Il y a quelque chose de symptomatique dans le fait que deux des cinéastes les plus singuliers de leur génération — Robert Eggers et Gus Van Sant — aient tous deux choisi Bill Skarsgård pour leurs projets les plus ambitieux de ces dernières années. Ce n’est pas le hasard des plannings qui a conduit l’acteur suédois du Nosferatu d’Eggers à Dead Man’s Wire de Van Sant en l’espace de quelques mois. C’est une forme de reconnaissance du métier.

Skarsgård est né à Vällingby, en banlieue de Stockholm, dans une famille où le théâtre et le cinéma constituent le tissu même de l’existence. Son père, Stellan Skarsgård, a construit une carrière remarquable en Europe avant de s’imposer dans les productions américaines; ses frères Alexander, Gustaf et Valter ont chacun développé des trajectoires significatives. Il fait ses débuts à l’écran à neuf ans aux côtés d’Alexander, mais l’héritage qui semble l’intéresser n’est pas dynastique — c’est artisanal. Ses premiers films suédois, dont Simple Simon pour lequel il fut nommé au Guldbagge, révèlent une prédilection pour l’intériorité psychologique.

La porte vers le marché américain s’ouvre par Hemlock Grove, la série Netflix dans laquelle il campe Roman Godfrey de 2013 à 2015. Roman n’est pas un monstre au sens littéral du genre; il est monstrueux à la manière dont le privilège s’exprime sans conséquences. La série pose les bases de ce qui deviendra son registre distinctif: la capacité à faire de l’inconfort le principe organisateur d’une performance.

Ce que It révèle en 2017, c’est l’étendue de ce que Skarsgård est prêt à sacrifier pour un rôle.
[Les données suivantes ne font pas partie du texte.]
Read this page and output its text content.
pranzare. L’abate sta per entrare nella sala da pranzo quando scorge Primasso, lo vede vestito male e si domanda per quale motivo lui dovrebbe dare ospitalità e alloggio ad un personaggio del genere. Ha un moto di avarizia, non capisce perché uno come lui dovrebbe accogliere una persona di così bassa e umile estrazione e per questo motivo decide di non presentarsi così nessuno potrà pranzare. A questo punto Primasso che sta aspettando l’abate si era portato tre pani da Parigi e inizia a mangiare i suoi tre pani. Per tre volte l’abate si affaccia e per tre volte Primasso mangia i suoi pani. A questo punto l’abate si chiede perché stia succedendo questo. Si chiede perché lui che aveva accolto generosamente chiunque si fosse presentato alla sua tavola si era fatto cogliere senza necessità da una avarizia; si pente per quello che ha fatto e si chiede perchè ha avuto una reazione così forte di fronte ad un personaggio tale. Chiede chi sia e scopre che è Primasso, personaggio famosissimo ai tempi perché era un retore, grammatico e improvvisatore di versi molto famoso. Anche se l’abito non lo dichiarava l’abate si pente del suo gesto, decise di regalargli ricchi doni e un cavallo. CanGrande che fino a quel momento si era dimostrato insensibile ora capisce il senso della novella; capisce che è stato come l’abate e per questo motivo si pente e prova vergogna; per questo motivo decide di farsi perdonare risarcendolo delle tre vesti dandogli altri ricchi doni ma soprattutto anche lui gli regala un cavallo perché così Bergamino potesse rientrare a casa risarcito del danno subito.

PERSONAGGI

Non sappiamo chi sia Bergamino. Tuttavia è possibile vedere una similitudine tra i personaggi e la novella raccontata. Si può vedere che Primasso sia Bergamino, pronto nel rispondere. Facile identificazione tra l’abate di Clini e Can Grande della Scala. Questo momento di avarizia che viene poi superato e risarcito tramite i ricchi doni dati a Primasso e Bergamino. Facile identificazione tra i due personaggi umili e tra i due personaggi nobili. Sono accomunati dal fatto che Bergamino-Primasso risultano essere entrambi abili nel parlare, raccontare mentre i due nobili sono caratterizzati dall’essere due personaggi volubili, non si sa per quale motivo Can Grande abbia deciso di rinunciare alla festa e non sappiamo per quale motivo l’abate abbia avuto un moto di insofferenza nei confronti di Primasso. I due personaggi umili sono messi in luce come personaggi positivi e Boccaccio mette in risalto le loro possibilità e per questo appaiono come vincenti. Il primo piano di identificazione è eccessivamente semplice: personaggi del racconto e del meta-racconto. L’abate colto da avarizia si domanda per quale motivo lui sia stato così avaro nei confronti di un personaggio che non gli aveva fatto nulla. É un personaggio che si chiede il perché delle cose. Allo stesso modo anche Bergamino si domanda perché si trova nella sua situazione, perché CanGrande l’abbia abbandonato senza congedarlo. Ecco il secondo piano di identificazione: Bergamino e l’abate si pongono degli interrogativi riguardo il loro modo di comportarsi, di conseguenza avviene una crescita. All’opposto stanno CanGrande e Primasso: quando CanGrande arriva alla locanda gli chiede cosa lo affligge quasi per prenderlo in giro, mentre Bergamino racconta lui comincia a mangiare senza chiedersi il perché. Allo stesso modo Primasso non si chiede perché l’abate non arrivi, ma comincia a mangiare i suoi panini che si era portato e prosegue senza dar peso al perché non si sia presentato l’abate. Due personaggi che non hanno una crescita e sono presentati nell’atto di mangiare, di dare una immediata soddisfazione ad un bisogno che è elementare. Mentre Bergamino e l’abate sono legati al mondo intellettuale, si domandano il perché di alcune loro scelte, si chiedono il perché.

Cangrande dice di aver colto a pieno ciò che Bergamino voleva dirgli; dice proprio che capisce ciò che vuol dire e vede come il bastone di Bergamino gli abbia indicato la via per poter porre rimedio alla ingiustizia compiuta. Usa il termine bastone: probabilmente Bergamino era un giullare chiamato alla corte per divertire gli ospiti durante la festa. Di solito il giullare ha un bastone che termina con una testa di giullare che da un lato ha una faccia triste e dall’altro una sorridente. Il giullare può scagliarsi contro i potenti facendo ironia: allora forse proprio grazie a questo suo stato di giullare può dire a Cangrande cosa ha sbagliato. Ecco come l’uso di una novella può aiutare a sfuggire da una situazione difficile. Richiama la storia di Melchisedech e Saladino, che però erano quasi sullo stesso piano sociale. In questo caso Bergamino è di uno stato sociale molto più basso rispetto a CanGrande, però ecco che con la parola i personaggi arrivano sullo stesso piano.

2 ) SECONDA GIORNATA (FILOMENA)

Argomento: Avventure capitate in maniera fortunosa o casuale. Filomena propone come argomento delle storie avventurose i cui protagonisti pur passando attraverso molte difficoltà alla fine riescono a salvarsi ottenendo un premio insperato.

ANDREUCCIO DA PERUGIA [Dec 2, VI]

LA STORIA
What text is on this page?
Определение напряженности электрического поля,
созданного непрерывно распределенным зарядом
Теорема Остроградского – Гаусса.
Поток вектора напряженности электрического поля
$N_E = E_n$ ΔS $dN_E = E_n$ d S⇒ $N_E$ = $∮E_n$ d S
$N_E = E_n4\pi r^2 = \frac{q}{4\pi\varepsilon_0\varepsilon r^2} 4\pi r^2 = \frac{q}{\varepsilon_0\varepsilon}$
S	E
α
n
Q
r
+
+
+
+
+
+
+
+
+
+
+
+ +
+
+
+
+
La construction physique de Pennywise — mâchoire décrochée, yeux divergents, démarche désarticulée — résulte de mois de travail corporel. Le film devient l’un des plus grands succès commerciaux de l’histoire du cinéma d’horreur. La suite arrive en 2019. Et Pennywise s’inscrit dans la culture populaire comme une figure à part entière.

Les années suivantes décrivent une volonté de diversification méthodique. Dans John Wick: Chapitre 4, le Marquis de Gramont incarne un pouvoir exercé à distance, par le truchement des systèmes. Dans Clark, la minisérie Netflix, il interprète Clark Olofsson, le criminel suédois réel dont la prise d’otages de 1973 a forgé le terme «syndrome de Stockholm».

The Crow, le remake de Rupert Sanders sorti en 2024, constitue l’exception notable à cette trajectoire. Le film reçoit un accueil critique sévère. La performance de Skarsgård est jugée compétente dans un matériau incohérent. Il faut y voir la limite structurelle que le cinéma de franchise impose à ses interprètes.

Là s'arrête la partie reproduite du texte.